Rüyasında metresini öldürdüğünü görüyor adam. Sabah da metresinin gerçekten öldürüldüğü haberini alıyor.

Kendinden şüpheye düşüyor. Kimseye anlatmıyor ama rüyasını.

Kadını, birlikte olduğu zamanlar pek umursamazmış. Ama öldükten sonra onu ne kadar sevdiğini anlıyor.

Sonunda katil bulunuyor.



FLÜT ÇALAN ADAM

Liam O'Flaherty

1948

Aşkından flüdüne sarılan bir adam. Ama nasıl sarılmak, yemeden içmeden kesilircesine flüt çalmak


KUYRUKLU PİYANO ADASI

Samivel

1948

Bir gemi kazası sonucu ıssız bir adaya düşüyor iki adam.

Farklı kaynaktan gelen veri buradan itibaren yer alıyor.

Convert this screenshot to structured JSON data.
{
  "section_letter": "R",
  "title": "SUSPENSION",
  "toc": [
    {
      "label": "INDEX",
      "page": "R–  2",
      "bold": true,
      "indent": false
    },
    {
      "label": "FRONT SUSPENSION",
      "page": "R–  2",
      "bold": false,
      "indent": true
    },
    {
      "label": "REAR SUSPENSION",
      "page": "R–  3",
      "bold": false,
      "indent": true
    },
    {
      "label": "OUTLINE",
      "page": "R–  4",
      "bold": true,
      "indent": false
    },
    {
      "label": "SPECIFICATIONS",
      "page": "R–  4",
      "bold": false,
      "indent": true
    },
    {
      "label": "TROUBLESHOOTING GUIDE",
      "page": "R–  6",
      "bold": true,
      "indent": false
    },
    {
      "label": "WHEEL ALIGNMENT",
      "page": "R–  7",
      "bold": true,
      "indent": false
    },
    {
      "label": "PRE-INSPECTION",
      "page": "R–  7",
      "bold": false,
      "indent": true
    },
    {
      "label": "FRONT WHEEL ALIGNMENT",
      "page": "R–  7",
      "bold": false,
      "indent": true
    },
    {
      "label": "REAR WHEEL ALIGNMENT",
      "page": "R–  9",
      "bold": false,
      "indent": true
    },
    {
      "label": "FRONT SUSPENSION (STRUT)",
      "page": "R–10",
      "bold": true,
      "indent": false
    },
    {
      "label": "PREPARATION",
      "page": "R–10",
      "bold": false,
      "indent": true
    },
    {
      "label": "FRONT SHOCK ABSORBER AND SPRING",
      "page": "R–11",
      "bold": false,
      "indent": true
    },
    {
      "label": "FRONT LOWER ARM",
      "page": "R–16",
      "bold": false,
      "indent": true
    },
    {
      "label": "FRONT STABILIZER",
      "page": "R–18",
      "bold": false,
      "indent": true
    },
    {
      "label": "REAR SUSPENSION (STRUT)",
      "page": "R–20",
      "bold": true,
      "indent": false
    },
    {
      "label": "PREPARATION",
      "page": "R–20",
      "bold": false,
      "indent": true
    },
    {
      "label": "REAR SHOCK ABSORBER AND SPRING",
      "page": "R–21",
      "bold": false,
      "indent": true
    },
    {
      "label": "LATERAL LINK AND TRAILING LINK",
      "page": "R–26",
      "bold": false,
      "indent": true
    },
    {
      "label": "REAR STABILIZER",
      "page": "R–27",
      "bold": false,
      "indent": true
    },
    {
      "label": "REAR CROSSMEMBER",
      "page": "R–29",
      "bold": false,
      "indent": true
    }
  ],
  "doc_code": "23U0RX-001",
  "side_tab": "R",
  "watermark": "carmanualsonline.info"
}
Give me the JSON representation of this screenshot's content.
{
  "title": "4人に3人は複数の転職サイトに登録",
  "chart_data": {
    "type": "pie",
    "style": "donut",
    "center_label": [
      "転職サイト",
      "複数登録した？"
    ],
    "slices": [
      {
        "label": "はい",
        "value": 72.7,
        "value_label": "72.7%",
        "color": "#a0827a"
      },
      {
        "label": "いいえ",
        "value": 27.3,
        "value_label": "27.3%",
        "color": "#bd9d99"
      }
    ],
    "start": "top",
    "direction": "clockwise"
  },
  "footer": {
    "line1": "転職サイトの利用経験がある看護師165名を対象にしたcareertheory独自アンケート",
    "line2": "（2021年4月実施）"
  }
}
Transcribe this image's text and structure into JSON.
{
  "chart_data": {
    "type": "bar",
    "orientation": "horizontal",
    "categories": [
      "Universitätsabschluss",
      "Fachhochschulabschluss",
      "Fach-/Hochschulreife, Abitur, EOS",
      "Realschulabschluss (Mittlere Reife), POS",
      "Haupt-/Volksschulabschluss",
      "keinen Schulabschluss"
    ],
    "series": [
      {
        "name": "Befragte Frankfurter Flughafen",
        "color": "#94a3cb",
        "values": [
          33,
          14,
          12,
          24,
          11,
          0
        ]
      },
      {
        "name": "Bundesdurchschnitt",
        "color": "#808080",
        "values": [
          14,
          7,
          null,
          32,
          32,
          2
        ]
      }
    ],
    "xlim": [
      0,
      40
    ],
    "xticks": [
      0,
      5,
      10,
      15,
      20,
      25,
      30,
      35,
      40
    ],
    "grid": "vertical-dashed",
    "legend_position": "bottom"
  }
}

Biri piyanist. Narin ellerini hiçbir işe sürmüyor. Diğer adam da onun bu ekmek elden su gölden tavrına bozulup ondan uzaklaşıyor.

Bu arada gemideki piyano karaya vuruyor. Piyanosuna kavuşan piyanist gece gündüz durmadan piyano çalıyor. Diğer adam bu sesten bıkıyor. Kavga ediyorlar. Piyanist piyano çalmayı bırakıyor, hafiften de aklını kaçırıyor. Taşla kumla oynayıp aç acına dolaşıyor.

Diğer adam da piyanonun tellerinden ızgara yapmanın daha mantıklı olduğunu düşünüyor. Bir gün piyanodan birkaç tel koparıyor. Bunu anlayan piyanist, adamı öldüresiye dövüyor.

Dayaktan bayılan adam kendine geldiğinde piyanistin ölmüş olduğunu görüyor.

Sonra bir yerli kafilesi gelip adamı kurtarıyor.


POMEGA

Manhood

1948

Adam, Pomega adındaki kıza aşık. Kızın babası zalim.

Genç adam, Bir gün Pomega'nın evinin bahçesine girip tatlı tatlı ıslık çalıyor. Pomega onu duyup yanına geliyor. Karanlıktan görmüyor onu (görse tanır, çünkü tanışıklar) ama görmeden kanı kaynıyor, bir elektriklenme oluyor yani.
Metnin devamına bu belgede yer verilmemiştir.